A student at Cal State San Marcos was raped yesterday. She met a man on Tinder, or some app like it, and went to meet him. Unfortunately, she was attacked and is going to have to deal with the aftermath, whether they catch him or not.
I don't envy you, and my heart breaks for you. I've been where you are, and if I could give you one solid piece of advice it is this: Get a counselor now.
You don't want to talk about it, but you need to, and this is really the only way to get it done. You'll be working through a lot of emotions and you are not in a mental position to do it solo. This can eat you alive, or it can provide you with an emotional foundation to rebuild yourself...choose wisely, girlfriend. Get help.
It was interesting to read the comments under the story I read online, as well. That's where things got political. Rape culture. Why we march. Slut shaming. Victim blaming.
It was a launch pad for dissent and nastiness.
Let me remove the "political" from this for a just a moment.
Life is made up of a series of decisions and choices we make. All of us do it. Sometimes we make great decisions and a good thing or series of things happens. Sometimes we make really bad ones and get caught in a spiral of descent. A bad one can cost you everything, even your life.
I made a really bad decision one night and it plunged me into a nightmare. It started a cascading series of events that landed me in a witness chair in front of a judge. I don't recommend it, it's not fun.
When you make a bad decision, and you walk away from it with your life intact, you have an opportunity to use that experience to your advantage. It won't make it like it never happened, but it will serve you well in the future.

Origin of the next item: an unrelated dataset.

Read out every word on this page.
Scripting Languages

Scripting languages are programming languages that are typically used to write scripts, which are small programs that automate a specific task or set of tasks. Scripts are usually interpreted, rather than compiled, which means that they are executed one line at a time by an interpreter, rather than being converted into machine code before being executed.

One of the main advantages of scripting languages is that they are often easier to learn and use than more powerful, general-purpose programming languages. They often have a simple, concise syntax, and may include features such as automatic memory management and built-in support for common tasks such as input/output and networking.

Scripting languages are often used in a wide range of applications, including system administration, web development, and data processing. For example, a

You hit a point where you find the line between reckless and daring. I'm a major risk-taker, and I've had to repeatedly keep that line in sight. I know what I'm capable of, and try very hard not to wander over into reckless territory. I would love to tell you that I am successful all of the time. That would be a lie. But I give it a heckuva try.
Instead of politicizing this girl's tragedy, what we could all do is, use it as a jumping-off point to teach our girls to protect themselves. We should start when they are very young, because, the world can be a cruel place.
Let's teach our girls to fight. Let's teach them how to use pepper spray and Tasers. Let's empower them by telling them they THEY are in charge of their lives and their bodies, and that they are allowed to protect those precious things with every weapon at their disposal.
Telling girls and young women, that they can make decisions that will negatively affect their lives is not victim-blaming or slut-shaming. It's common sense, and infantilizing someone in no way assists them in making good decisions.
I am so sorry you have to go through this. I hope you know this awful thing will end. The terror will fade, and you can go on to live a wonderful life. The rape will become something that happened to you once. It does not have to color the rest of your life. It is not your fault, but you played a part in a series of events that allowed a very bad man to do something really horrible to you. That's on him...but, to not take a lesson away from this awful thing gives it power over you, and renders you powerless to take charge of the rest of your life.
You matter. You are important. You have wonderful things ahead. THIS thing is NOT you.